Preface: With the baton of democracy peacefully transferred on January 20th, the Biden Administration now will be ideally positioned to introduce tax policy changes that should not be discounted nor unheeded with the deal making successes and cohesive union among current lawmakers.
Looking Ahead: 2021 Tax Planning for A Biden Administrations Tentative Tax Policy Revisions
Credit: Donald J. Sauder, CPA | CVA
The good news on possible tax reforms? Any proposed sweeping tax legislation from the Biden Administration for tax reform likely will only be concerning for high-income taxpayers. The bad news? A curbing of high-income earner financial appetites will result in projected shifts to economic activity and require the government to have an increasingly crucial role in replacing recent decades’ economic stimulus measures from the marketplace.
What Biden’s Tax Plan Could Change?
With the House and Senate’s passage of the Tax Cut and Jobs Act of 2017, top tax rates were reduced. A new tax reform proposal from the Biden Administration may increase the maximum rate back to near 40%, with a lower threshold applicable to an adjusted gross income of $400,000 and above.
The 199A Qualified Business Income deduction of up to 20% could perhaps be eliminated with tax reform leading to immediate increases to tax costs for Main Street business owners. This would be in addition to any possible income tax rate changes and threshold adjustments outlined above. A business that qualified under the Tax Cut and Jobs Act of 2017 for the 199A tax deduction experienced more than ideal business tax conditions—introducing new tax reforms would somewhat likely phase-out this tax-saving attribute for Main Street business owners.
Of note, while present tax reform guidance is silent on the accelerated depreciation features from the Tax Cut and Jobs Act of 2017 that were almost too good to be true for business owners, including 100% bonus deductions on both new and used capital expenditures and a substantial increase in the long-standing Section 179 tax deduction. Any proposed tax reforms may change these features of accelerated deductions on capital expenditures, and therefore, lower permissible and beneficial tax deferments, leading to high immediate tax costs.
Current information on possible reform to itemized deductions, while unknown, the possibility is likely. This would be most applicable and focused on high-income earnings, say above the $400,00 adjusted gross income threshold.
Revisions to social security taxes are also under discussion, and current proposals apply only to high-income taxpayers above the $400,000 adjusted gross income threshold.
For estate planners and high-net-worth individuals, a Biden tax reform may propose an estate exemption reduction from $11.5M to say $3.5M, resulting in increased restrictions on wealth transfers among generations with a tax-free pass. Additionally, the step-up basis of inherited assets could be eliminated.
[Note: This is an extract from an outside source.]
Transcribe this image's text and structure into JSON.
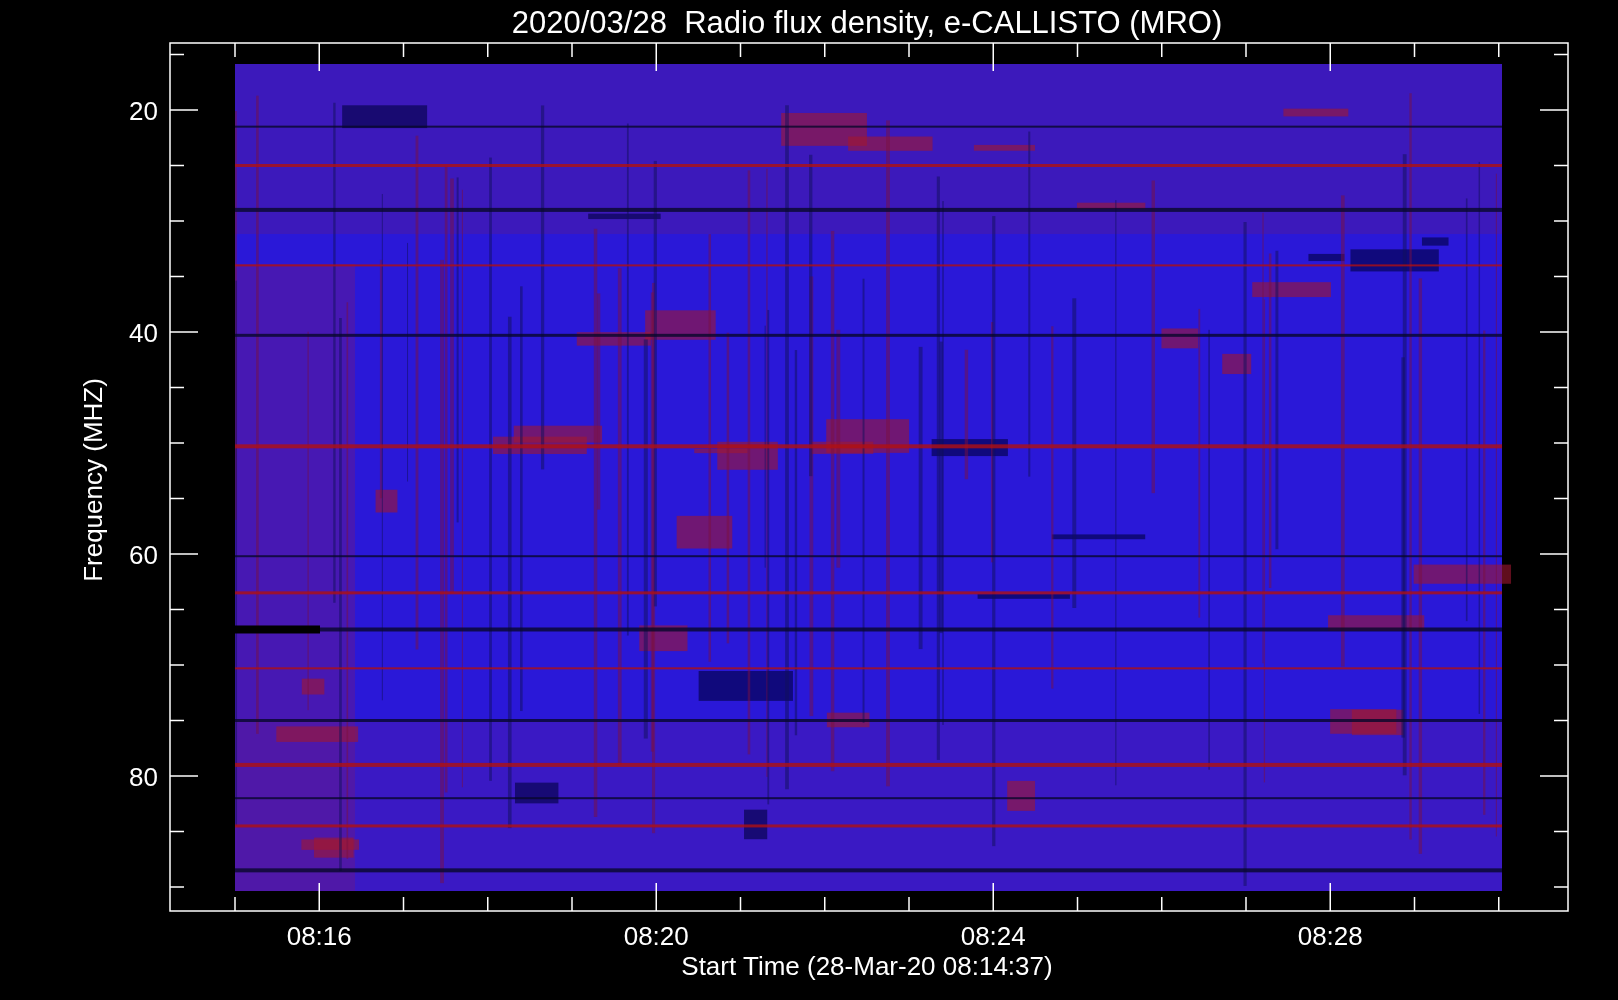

This is a tax feature whereby the cost basis of appreciated assets is increased to the fair market value in an estate transfer that therefore reduces the amount of the investment subject to capital gain or ordinary taxes on the future sale of the asset(s).
Finally, capital gains on capital asset transactions are also subject to revisions with any proposed tax reforms. Firstly, an increase in long-term capital gains from 20% to an ordinary rate of 39.6% again for high-income earnings above, say $1.0M in adjusted gross income, or when harvesting such levels of gains. Secondly, 1031 tax exchanges may be eliminated with a Biden tax reform plan. This would disallow the deferment of tax gains on the sale of a property when proceeds are invested in like-kind property and a widely used tax defer tool for real estate investments.
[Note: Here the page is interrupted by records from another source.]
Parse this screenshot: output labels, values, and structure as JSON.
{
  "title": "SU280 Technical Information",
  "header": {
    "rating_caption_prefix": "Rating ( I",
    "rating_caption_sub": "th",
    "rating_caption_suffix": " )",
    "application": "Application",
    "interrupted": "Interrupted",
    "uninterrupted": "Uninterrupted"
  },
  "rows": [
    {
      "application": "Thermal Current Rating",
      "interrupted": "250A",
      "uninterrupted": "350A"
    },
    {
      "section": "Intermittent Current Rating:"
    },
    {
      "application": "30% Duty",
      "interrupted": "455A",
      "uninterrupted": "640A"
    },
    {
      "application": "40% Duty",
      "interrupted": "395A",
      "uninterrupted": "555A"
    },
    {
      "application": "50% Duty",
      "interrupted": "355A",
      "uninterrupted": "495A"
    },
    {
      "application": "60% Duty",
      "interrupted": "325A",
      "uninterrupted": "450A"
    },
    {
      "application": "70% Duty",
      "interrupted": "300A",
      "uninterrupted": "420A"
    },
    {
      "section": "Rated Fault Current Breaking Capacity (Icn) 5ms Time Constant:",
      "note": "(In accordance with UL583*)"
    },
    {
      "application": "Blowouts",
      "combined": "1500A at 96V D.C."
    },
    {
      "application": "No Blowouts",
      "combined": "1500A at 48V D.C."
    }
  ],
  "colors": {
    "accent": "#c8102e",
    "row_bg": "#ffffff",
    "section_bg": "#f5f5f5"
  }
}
For business budgeting, keep foremost in mind that the higher levels of cash flow required for amortized debt payments (debt is paid with after-tax cash-flows, leverages with higher tax rates and earnings threshold) will be subject to coverage of additional tax costs. Bottom-Line of these tax reform implications? Higher tax rates from possible tax reform will lead to reduced cash flow for debt payment. Management that planned debt-financed capital expenditure payments under the Tax Cut and Jobs Act of 2017 rates in recent years, aligned with tight payments margins on cash flow, should heed this caution immediately. Prudent planning could include appropriate cash flow management plan revisions and perhaps discussions with lenders.
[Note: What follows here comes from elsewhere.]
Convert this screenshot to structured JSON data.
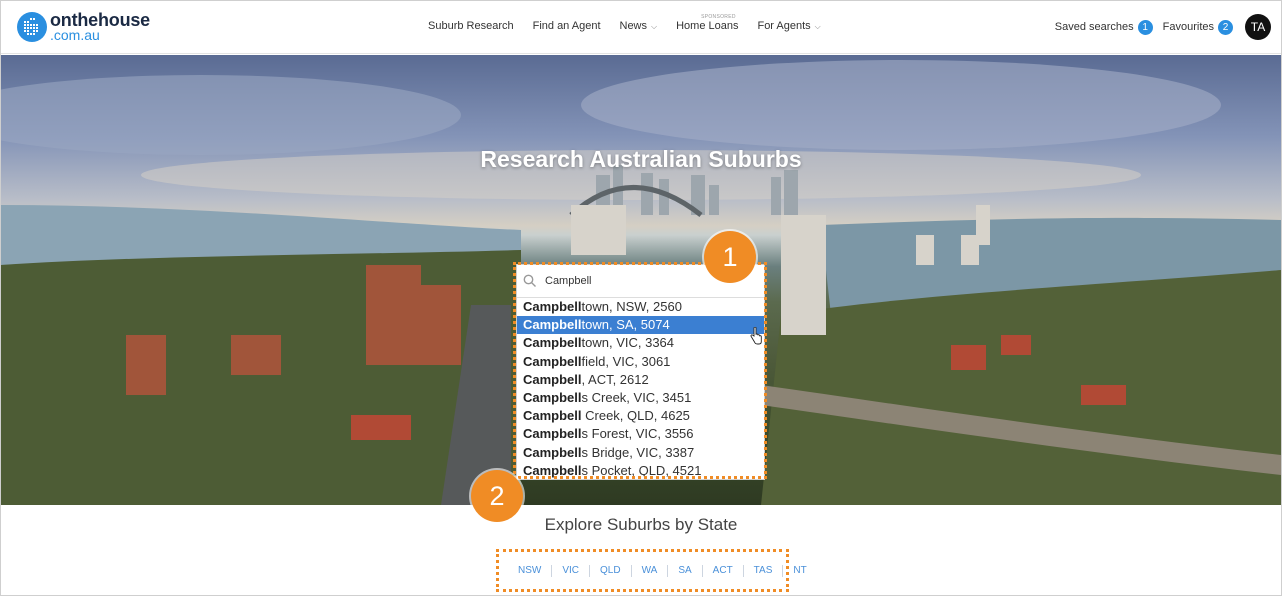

Trump’s tax reform for businesses with the Tax Cut and Jobs Act of 2017 may be the lowest tax rates Main Street business may see for the next decade(s). We are advising clients to defer as little taxable income as possible and capitalized on the low tax rates for the 2020 year to build equity and balance sheet strength, pay down debts, and prepare for what may be likely reforms with tax planning that will require additional diligence in cash flow management.
With the baton of democracy successful transferred on January 20th, the Biden Administration now will be ideally positioned to introduce tax policy changes that should not be discounted nor unheeded with the deal making successes and miracles of the cohesive union among current lawmakers. Please begin to plan appropriately and discussing the tax and cash flow implications with your tax advisor.